Another similarity is the discussion on air pollution. There is lots of talk today about levels of air pollution in big cities, but Engels was writing on the same subject over 170 years ago, and especially the impact on children’s health.

These consequences of capitalism are not new. They continue to have a very real impact on people’s health – the worst is faced by the poorest in society.

Differences today

There are clearly big differences between how most working-class people in Britain lived in the 19th century compared to today. Huge numbers of people without shoes, houses without furniture, piles of hay in the corner to act as a bed for whole families, families forced to break up chairs for fires to keep warm.

Sewage lined the streets and people ate rotting meat or starved. Extremely limited, if any, access to healthcare meant people died from preventable illnesses. Many children died before their first birthday.

Even by the 1895 edition of the book, working-class conditions had changed drastically.

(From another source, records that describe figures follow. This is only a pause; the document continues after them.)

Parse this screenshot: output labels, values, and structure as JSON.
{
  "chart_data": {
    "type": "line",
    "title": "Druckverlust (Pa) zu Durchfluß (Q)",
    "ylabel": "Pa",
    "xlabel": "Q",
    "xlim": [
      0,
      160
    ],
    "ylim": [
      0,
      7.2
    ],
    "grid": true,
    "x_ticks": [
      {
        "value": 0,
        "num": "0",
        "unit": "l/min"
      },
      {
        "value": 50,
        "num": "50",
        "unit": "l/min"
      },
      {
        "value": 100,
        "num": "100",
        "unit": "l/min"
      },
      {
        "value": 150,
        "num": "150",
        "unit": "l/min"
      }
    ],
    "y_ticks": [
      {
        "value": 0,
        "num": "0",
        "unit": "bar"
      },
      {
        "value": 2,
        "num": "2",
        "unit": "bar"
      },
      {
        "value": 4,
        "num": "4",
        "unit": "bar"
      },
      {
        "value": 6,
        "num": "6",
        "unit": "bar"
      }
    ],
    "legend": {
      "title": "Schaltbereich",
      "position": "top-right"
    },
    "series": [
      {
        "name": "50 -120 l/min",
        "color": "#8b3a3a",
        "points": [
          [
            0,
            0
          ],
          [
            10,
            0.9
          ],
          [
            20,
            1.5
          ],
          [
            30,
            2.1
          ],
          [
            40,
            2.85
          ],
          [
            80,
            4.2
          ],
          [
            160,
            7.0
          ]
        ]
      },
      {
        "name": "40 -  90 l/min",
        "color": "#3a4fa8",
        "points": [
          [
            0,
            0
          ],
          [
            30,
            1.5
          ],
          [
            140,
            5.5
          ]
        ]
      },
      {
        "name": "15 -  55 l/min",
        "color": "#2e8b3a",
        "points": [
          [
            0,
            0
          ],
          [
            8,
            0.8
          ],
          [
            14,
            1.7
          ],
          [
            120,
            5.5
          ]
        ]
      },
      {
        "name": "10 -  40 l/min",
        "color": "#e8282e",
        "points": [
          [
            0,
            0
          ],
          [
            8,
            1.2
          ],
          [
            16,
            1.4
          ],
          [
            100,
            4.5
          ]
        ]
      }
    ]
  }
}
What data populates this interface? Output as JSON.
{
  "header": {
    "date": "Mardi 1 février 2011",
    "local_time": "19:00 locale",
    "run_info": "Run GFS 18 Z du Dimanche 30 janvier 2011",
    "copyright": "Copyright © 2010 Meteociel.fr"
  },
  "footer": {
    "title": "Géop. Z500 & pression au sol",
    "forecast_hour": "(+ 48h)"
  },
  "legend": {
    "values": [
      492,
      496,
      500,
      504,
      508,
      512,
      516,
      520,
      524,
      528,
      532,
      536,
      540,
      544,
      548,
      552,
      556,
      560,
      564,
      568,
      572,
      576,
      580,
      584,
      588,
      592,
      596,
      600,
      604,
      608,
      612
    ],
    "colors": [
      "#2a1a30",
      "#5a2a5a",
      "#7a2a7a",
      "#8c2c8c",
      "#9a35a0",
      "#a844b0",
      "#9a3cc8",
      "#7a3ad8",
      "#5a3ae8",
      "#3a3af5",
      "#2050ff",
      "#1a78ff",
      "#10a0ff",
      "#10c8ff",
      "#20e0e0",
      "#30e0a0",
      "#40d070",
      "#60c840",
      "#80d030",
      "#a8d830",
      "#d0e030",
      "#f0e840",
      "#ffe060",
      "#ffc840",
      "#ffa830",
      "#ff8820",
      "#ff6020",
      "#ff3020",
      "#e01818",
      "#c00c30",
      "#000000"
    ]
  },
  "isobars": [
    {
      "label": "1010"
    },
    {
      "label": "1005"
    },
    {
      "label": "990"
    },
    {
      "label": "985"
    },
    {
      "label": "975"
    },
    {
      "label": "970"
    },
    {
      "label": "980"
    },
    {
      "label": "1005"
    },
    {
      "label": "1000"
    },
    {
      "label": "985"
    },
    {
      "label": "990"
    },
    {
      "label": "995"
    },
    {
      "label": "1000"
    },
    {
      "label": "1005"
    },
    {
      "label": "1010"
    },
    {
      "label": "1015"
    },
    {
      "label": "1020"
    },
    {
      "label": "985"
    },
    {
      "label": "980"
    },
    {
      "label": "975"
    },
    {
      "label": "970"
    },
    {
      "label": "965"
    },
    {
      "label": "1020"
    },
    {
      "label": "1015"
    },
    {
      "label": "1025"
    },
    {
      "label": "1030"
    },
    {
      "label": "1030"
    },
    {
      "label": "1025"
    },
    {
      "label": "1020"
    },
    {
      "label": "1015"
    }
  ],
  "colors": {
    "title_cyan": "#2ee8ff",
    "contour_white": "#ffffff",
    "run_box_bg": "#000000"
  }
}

Over the following decades, technological, economic, and medical development – combined with the willingness of the working class to struggle – pulled people out of these conditions, in the main.

Sick pay, the NHS, weekends, and the welfare state were either won through battles with the bosses and government or were granted through fear of mass revolt.

But extreme poverty hasn’t been eradicated, even in the richest economies in the world. Billions of people live in appalling conditions globally. One in three people does not have access to safe drinking water.

Horrific cases such as Mercy Baguma starving to death in her Glasgow home, with her malnourished baby beside her, should not happen. In 2018, 600 homeless people died on the streets.

Since 2010, cuts to health and social care have been linked to 120,000 deaths. On top of that, we have had the pandemic – where the poorest areas have seen the highest death rates.

Engels said: “The fury of the plague has fallen almost exclusively on the working class”, and the same is true today. Keyworkers, such as bus drivers, have seen deaths around three times the average.

Alongside poor living standards and overcrowding allowing disease to flourish, Engels assesses in detail the long-term health impact of poverty wages. The impact on people’s height, development and health are all covered.

Many people couldn’t work much past 45, because they worked such long hours on a poor diet. From the East End of London to northern towns, squalid living conditions are exposed.

There was so much sickness and disease that ‘sanitary police’ were introduced. But even if they closed and cleaned possible areas of the outbreak, it couldn’t solve the huge problems of poverty, overcrowding and lack of healthcare.

Compiled by Engels when he was just 24 years old, the book doesn’t read as a manifesto. This work is a thorough catalogue of the poverty that existed at the time, rather than a programme for workers to organise around.

Engels’ programme

Of course, Engels still points to the wealth and resources that could be used to alleviate poverty. Condemning the “social murder” committed by the ruling class – allowing workers to live in such poverty while the rich get richer – he said that the only real solution is to “surrender the administration of the common interests to the labouring class”.

There could have been several reasons Engels thought this intense study of the living conditions in Britain would be useful. The industrial revolution produced a classic example of the development of industry and a growing working class, which Engels highlights.

This book exposed the dire living conditions of working people in the most advanced capitalist country at that time. It’s a lesson for the working class that a struggle against capitalism is needed to change our living conditions.

Engels was utterly disgusted at the conditions people were being forced to live and totally inspired by the resilience and solidarity of working-class people.